Par un arrêt n° 23MA02926 du 18 octobre 2024, la cour administrative d'appel de Marseille, après avoir annulé le jugement du tribunal administratif de Nice, a rejeté les demandes de Mme F... et autres.
Par un pourvoi sommaire, un mémoire complémentaire et un nouveau mémoire, enregistrés les 17 décembre 2024, 14 mars 2025 et 20 janvier 2026 au secrétariat du contentieux du Conseil d'Etat, M. A..., Mme F... épouse A... et Mme B... demandent au Conseil d'Etat :
1°) d'annuler l'article 2 de cet arrêt ;
2°) réglant l'affaire au fond, de faire droit à leur appel ;
3°) de mettre à la charge du département des Alpes-Maritimes la somme de 5 000 euros au titre de l'article L. 761-1 du code de justice administrative.
Vu les autres pièces du dossier ;
Vu :
- le code général des collectivités territoriales ;
- le code général de la propriété des personnes publiques ;
- le code de la voirie routière ;
- le code de justice administrative ;
Après avoir entendu en séance publique :
- le rapport de Mme Juliette Amar-Cid, maîtresse des requêtes,
- les conclusions de M. Romain Victor, rapporteur public ;
La parole ayant été donnée, après les conclusions, à la SARL Matuchansky, Poupot, Valdelièvre, Rameix, avocat de M. A... et autres et à la SCP Bauer-Violas, Feschotte-Desbois, Sebagh, avocat du département des Alpes-Maritimes ;
Considérant ce qui suit :
1. Il ressort des pièces du dossier soumis aux juges du fond que Mme F... épouse A..., M. A... et Mme B..., qui sont propriétaires de biens immobiliers situés chemin du Vivier à Grasse (Alpes-Maritimes), ont, par courrier du 18 janvier 2017, demandé au président du conseil départemental des Alpes-Maritimes de prendre toute mesure utile de sécurisation de la route départementale RD 9 dans sa partie où aboutit une voie privée permettant d'accéder à la propriété de leur voisin, M. C..., et, notamment, de fermer cet accès.
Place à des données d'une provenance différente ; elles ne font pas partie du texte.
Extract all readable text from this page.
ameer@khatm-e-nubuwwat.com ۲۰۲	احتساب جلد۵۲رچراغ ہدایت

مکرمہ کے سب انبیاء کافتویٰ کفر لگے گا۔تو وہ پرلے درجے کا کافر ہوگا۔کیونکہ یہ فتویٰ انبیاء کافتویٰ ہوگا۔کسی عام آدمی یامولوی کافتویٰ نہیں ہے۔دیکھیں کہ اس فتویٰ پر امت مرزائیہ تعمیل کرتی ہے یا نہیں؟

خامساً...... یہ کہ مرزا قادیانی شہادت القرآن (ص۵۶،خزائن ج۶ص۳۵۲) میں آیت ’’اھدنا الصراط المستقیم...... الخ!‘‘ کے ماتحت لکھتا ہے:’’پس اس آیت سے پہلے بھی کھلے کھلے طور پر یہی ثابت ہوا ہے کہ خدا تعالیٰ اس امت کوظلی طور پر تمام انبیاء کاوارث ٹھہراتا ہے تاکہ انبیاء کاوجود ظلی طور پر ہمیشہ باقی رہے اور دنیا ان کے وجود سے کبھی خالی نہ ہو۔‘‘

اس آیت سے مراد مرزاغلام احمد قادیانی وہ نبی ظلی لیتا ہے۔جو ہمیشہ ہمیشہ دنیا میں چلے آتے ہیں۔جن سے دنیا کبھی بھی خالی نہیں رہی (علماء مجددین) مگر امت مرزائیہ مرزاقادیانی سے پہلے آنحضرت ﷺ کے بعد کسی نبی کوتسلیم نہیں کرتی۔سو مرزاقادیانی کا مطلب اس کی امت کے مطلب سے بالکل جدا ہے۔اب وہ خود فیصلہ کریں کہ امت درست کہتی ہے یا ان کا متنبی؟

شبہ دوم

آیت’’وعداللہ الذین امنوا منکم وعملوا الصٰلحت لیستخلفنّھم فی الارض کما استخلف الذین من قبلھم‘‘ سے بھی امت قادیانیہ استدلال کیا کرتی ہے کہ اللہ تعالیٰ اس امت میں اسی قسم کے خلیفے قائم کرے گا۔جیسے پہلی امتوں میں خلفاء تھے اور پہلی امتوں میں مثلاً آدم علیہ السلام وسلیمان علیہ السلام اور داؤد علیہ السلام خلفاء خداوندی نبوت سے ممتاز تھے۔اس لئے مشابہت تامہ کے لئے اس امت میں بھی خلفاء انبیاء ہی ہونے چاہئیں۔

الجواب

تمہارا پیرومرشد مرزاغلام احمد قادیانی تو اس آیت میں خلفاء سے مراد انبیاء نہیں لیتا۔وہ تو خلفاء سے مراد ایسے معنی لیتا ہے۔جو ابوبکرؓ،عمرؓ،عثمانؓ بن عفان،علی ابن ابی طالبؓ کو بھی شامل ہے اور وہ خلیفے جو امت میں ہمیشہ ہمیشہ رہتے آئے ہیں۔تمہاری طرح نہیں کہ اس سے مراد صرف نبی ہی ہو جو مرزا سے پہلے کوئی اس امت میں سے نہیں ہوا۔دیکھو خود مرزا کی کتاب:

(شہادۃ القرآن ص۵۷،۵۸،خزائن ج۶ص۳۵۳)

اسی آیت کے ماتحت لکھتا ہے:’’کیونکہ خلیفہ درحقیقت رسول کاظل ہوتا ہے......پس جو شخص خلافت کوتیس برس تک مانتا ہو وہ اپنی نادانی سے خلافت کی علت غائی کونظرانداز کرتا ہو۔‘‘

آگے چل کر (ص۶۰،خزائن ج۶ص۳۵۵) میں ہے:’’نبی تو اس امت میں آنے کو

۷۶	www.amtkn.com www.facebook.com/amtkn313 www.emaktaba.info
Par un jugement du 30 juin 2020, le tribunal administratif de Nice a rejeté la demande de Mme F... épouse A... et autres tendant à l'annulation de la décision de refus implicite, née du silence gardé pendant plus de deux mois, qui leur a été opposée et à ce qu'il soit enjoint au président du conseil départemental, d'une part, de dresser un procès-verbal d'infraction et, d'autre part, de procéder à la fermeture de l'accès en cause ou de prendre toute mesure permettant la sécurisation du site. M. A... et autres se pourvoient en cassation contre l'article 2 de l'arrêt du 18 octobre 2024 par lequel la cour administrative d'appel de Marseille, statuant sur renvoi du Conseil d'Etat après cassation d'un premier arrêt du 23 septembre 2022, a, après avoir annulé le jugement du tribunal administratif, rejeté leur demande.
2. Aux termes de l'article L. 131-3 du code de la voirie routière : " Le président du conseil départemental exerce sur la voirie départementale les attributions mentionnées à l'article L. 3221-4 du code général des collectivités territoriales. " Aux termes de l'article L. 3221-4 du code général des collectivités territoriales : " Le président du conseil départemental gère le domaine du département. A ce titre, il exerce les pouvoirs de police afférents à cette gestion, notamment en ce qui concerne la circulation sur ce domaine, sous réserve des attributions dévolues aux maires par le présent code et au représentant de l'Etat dans le département ainsi que du pouvoir de substitution du représentant de l'Etat dans le département prévu à l'article L. 3221-5. " Les pouvoirs de police ainsi dévolus au président du conseil départemental tendent à la fois à la conservation du domaine public routier et à la bonne circulation sur celui-ci.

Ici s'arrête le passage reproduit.